The temperature at which the Celsius and Fahrenheit thermometers agree (to give the same numerical value) is:
1. \(-40^\circ\)
2. \(40^\circ\)
3. \(0^\circ\)
4. \(50^\circ\)
On a new scale of temperature, which is linear and called the \(\mathrm{W}\) scale, the freezing and boiling points of water are \(39^\circ ~\mathrm{W}\)and \(239^\circ ~\mathrm{W}\) respectively. What will be the temperature on the new scale corresponding to a temperature of \(39^\circ ~\mathrm{C}\) on the Celsius scale?
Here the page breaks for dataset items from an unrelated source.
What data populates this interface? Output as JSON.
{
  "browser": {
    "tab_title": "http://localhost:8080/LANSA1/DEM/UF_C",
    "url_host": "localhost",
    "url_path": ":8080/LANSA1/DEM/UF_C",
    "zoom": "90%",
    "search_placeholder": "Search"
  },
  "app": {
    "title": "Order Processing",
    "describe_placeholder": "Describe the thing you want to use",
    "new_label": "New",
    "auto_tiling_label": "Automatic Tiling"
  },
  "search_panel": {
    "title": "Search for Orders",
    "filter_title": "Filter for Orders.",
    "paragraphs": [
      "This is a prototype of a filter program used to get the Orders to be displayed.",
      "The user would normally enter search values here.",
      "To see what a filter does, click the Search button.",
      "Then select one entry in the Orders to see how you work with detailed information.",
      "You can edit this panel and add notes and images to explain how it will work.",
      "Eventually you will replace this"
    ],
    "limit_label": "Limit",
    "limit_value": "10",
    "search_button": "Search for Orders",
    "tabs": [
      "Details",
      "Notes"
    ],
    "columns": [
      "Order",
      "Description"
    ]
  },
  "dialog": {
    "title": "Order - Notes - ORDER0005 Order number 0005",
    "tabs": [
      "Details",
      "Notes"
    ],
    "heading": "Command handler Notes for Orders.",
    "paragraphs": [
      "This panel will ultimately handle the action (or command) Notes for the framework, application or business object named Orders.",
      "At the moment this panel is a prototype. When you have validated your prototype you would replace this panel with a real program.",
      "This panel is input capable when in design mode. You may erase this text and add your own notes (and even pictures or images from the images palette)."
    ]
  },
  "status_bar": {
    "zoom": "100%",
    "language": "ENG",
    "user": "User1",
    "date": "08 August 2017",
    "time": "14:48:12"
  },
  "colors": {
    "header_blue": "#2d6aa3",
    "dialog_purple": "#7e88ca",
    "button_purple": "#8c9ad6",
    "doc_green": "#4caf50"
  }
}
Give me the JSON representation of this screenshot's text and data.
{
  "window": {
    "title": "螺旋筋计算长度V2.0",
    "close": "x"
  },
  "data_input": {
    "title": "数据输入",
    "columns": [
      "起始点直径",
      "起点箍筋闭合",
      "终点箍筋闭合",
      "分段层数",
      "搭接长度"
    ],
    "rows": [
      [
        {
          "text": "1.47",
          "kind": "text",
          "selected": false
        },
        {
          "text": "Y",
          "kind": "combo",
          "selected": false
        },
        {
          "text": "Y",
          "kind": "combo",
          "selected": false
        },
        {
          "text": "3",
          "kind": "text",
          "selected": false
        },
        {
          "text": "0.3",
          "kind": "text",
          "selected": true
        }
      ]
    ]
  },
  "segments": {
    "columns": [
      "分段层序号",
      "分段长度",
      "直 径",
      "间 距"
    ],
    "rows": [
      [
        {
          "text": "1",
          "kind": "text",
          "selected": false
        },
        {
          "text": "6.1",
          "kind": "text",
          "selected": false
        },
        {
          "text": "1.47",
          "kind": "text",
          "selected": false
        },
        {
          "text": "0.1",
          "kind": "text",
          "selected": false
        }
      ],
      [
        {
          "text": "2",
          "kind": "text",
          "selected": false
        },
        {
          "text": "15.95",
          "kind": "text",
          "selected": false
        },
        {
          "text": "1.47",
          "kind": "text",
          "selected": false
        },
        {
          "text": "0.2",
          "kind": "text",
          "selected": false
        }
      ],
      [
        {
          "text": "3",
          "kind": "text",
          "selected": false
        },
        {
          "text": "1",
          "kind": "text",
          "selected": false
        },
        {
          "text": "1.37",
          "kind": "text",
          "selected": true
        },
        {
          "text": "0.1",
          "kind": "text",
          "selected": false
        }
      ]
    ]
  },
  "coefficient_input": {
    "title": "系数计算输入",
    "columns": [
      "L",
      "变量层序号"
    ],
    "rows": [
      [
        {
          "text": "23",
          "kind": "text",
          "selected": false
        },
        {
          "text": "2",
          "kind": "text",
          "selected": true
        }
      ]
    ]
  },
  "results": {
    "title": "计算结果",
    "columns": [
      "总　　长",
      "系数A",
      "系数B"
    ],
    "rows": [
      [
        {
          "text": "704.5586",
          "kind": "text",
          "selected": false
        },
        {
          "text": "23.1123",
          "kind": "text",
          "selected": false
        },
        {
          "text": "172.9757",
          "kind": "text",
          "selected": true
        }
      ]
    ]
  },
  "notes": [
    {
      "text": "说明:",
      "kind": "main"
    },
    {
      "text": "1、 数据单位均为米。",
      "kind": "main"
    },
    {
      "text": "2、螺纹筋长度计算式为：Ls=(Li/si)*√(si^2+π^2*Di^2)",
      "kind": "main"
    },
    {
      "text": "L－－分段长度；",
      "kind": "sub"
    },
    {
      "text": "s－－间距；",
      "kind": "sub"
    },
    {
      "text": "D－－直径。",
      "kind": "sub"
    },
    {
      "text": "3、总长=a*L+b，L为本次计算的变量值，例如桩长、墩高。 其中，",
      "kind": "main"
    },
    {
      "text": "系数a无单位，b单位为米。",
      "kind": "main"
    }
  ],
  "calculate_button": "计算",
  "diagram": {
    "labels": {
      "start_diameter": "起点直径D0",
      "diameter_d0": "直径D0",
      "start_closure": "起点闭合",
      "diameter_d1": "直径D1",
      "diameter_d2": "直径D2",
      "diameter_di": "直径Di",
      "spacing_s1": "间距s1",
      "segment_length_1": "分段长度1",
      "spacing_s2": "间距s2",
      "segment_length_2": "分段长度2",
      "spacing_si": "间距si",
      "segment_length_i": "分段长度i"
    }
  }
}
1. \(78^\circ ~\mathrm{C}\)
2. \(117^\circ ~\mathrm{W}\)
3. \(200^\circ ~\mathrm{W}\)
4. \(139^\circ ~\mathrm{W}\)
The triple points of neon and carbon dioxide are \(24.57\) K and \(216.55\) K respectively. The value of these temperatures on Fahrenheit scales will be:
1. | \(-415.44^\circ ~\mathrm{F} ,~-69.88^\circ ~\mathrm{F}\) |
2. | \(-248.58^\circ ~\mathrm{F} ,~-56.60^\circ~ \mathrm{F}\) |
3. | \(315.44^\circ ~\mathrm{F} ,~-69.88^\circ ~\mathrm{F}\) |
4. | \(415.44^\circ ~\mathrm{F} ,~-79.88^\circ~ \mathrm{F}\) |
The ice-point reading on a thermometer scale is found to be \(20^\circ,\) while the steam point is found to be \(70^\circ.\) When this thermometer reads \(100^\circ ,\) the actual temperature is:
1. \(80^\circ~\mathrm{C}\)
2. \(130^\circ~\mathrm{C}\)
3. \(160^\circ~\mathrm{C}\)
4. \(200^\circ~\mathrm{C}\)